Summer ’86: Part III

I circumvented Rockford and entered the Dairy Land State at a small city renown for its contribution to westward expansion – the Beloit windmill – a venerable trademark among farmers and ranchers all over the west.  There was no way other than a quasi-interstate to get to Milwaukee, fortunately only 75 miles down the pike.  I cruised into the “Beer & Sausage Capital of America” on I-94. On my right were acres of a rusting rail yard and a grouping of abandoned multi-storey buildings.

It was sad omen to what Milwaukee was losing in terms of being a former industrial might.  A few miles further I caught sight of County Stadium, home of the Milwaukee Brewers.  Just 32 years after it was built, it already looked dated with antiquated columns supporting the upper deck and roof overhang.  It had that distinctive appearance of a 1950s stadium.  I still have a 5 X 8 hard-back commemorative photo of the first issue of Sports Illustrated (August 16, 1954) with Eddie Mathews swinging for the fences before a capacity crowd at County Stadium in the background – a real treasure.  Milwaukee was known as the Braves back then, having just moved west from Boston.

I made my way down to the lakefront, which was teeming with activity amidst bands, carnivals, and picnickers everywhere. After all, it was the eve of the Fourth of July. However, this pleasurable rite of summer was not confined to just the holiday celebrations from May to September as I had observed in a previous summer trip in 1985. That odyssey included a tour of all the Great Lakes’ shorelines (except Lake Ontario), and everywhere there were people congregated along the lakefronts, from Green Bay to Toledo.  My point being was that Midwesterners savored the temperate summer season to compensate for having to endure the long harsh winters. It made sense to me.

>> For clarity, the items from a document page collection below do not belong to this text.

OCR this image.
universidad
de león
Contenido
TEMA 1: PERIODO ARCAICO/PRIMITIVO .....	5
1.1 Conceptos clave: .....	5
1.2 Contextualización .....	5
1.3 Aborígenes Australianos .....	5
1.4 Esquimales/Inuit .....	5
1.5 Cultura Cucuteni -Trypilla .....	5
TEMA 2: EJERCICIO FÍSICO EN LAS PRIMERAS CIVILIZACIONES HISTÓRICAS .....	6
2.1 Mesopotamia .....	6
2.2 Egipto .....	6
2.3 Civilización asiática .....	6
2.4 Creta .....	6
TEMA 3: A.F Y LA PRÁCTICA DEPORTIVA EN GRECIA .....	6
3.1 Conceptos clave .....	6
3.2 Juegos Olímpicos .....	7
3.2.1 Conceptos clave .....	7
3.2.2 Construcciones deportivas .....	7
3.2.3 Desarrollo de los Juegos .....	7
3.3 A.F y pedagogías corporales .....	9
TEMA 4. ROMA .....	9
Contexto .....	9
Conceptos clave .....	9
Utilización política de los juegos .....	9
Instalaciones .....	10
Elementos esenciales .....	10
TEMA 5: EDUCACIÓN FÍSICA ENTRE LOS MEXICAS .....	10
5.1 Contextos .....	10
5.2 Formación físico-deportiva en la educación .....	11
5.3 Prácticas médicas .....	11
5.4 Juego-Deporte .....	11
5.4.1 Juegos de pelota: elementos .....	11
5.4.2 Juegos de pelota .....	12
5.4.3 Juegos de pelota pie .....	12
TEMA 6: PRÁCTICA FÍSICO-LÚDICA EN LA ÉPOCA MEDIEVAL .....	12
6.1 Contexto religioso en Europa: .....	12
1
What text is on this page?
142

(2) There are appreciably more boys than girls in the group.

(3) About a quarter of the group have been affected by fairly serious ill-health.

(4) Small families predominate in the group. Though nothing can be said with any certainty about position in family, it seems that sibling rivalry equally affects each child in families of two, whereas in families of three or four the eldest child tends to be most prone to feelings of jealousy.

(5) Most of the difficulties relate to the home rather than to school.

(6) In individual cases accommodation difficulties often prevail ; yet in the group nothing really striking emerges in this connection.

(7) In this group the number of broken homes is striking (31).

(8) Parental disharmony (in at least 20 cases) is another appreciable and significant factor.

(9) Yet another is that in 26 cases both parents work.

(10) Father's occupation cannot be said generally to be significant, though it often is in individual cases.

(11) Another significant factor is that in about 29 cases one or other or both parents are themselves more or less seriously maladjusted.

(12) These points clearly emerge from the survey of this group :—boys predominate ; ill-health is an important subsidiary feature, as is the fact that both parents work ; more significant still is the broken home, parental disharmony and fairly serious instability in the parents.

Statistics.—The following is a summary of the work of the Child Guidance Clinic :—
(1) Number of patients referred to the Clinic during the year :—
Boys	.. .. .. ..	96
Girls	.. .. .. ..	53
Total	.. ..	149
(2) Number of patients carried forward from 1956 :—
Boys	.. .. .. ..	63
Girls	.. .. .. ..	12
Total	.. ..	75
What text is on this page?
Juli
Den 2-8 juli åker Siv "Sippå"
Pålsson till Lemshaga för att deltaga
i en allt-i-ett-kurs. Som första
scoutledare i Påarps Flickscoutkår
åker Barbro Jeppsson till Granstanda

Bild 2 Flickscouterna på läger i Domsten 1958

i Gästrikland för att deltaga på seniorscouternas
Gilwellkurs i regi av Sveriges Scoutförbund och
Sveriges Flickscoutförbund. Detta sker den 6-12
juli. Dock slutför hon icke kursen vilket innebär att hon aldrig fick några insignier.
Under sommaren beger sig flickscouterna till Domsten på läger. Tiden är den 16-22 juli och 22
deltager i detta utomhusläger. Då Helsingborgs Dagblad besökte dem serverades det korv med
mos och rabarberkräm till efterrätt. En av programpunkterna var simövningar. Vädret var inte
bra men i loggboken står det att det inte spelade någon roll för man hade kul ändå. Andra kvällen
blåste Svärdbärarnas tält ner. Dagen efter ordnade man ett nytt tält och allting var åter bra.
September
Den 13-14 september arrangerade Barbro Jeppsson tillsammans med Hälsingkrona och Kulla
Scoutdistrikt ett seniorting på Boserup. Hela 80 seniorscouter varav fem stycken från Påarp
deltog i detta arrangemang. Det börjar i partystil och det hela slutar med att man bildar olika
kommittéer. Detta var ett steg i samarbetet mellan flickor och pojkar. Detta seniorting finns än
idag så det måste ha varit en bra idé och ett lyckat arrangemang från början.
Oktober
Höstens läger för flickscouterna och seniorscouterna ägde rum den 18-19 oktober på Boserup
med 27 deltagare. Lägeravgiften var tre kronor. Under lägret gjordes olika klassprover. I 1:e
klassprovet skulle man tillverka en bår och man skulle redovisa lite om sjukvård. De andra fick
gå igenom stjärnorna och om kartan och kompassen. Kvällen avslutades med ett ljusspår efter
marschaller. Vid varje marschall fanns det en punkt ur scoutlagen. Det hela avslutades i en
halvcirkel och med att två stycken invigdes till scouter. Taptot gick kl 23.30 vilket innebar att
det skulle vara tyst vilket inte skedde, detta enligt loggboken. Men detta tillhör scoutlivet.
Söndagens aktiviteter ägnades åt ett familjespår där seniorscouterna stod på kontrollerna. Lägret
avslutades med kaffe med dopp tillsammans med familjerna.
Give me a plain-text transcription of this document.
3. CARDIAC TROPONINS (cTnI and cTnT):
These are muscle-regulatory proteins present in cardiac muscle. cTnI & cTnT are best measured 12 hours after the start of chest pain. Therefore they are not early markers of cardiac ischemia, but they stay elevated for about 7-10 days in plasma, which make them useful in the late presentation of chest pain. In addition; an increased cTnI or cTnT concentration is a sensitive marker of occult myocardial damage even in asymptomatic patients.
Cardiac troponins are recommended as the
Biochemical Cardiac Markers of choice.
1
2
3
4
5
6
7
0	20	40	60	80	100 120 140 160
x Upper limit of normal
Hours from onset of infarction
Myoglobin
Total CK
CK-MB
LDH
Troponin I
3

I pulled out the Turin velocipede and pedaled around the lakefront parks.  It was inspiring to see a city like Milwaukee transform a derelict waterfront into a most pleasurable public amenity.  As I biked around I noticed a telltale signature of Midwestern autos – fender rusting, a result of spreading salt on snow-covered streets. I called Owen Hill from a payphone and got directions to his suburban home somewhere west of Milwaukee. He was actually surprised to hear that I had kept my word to visit him.  I mentioned that all I needed was a legal and level parking space for the van.  He said, “No problem”.  I found his sprawling, ranch-style house without any trouble.  I had a nice visit with him, his wife Sue, and his two teenage sons.  It was another cool, comfortable night in Ol’ Blue on a legal and level driveway.

I was treated to another complimentary breakfast. These visitations were turning out to be okay.  Then Owen and I walked across the Burlington Northern tracks to his neighboring Country Club to play some tennis.  I never knew Owen as a tennis player – he was on the basketball team (strong forward) and the track and field squad.  He later set a NCAA record in the discus throw while at Texas A&M.  He had set out to learn to play tennis with a vengeance about ten years ago, and it was quite obvious he had succeeded with his vicious ground strokes and irretrievable net volleys.

I had been playing tennis since I was thirteen, but was hard-pressed to keep up with him.  Afterwards, I had to say, “Damn you upstart late-bloomers”. He had a good laugh.  We retired to a patio table for a cold brewski (a Miller or Schlitz, of course) and caught up with each other’s past ten years.  That was what I had in mind when I started out on this trip – to be able to have a leisurely talk with an old classmate instead of the abbreviated chitchat inherent with the helter-skelter atmosphere of reunions.

That afternoon Owen and Sue’s culinary skills came to the fore as they put together a scrumptious hamburger cookout in their back yard.  Owen had invited a bunch of his neighbors over the moveable feast.  Later we congregated on the front lawn on folding chairs to watch an awe-inspiring pyrotechnic display from neighborhood yards. I emitted some “oohs” and “aahs”, ever pretending I was in the body of a nine year-old, completely mesmerized by the sights and sounds of exploding fireworks. What a glorious way to end a super Fourth of July!

After yet another home-cooked breakfast (I was getting spoiled), I thanked the Hills for a grand time and was off to see Billy Rodgers in Pittsville, WI, wherever the heck that was.  I did consult my Atlas and found the burg of 800 people in the center of the state and discovered, much to my delight, it was easily accessible via state highways.  I had covered 1200 miles so far with only 150 miles on Interstates.

As I traversed State Hwy 16 west and north, panning the landscape that was looking more and more like Wisconsin with its diary farms, cone top mini-silos, barns of all shapes and sizes (one had a cow outlined on its roof), and acres of “Ocean-Spray” cranberry farms with smaller individual plots partially submerged in a foot of water.  I figured that was part of the harvesting process.  Traveling can sure broaden one’s mind.  I avoided I-90/94 for a few miles by taking U.S. 12 until heading north on State Highway 80.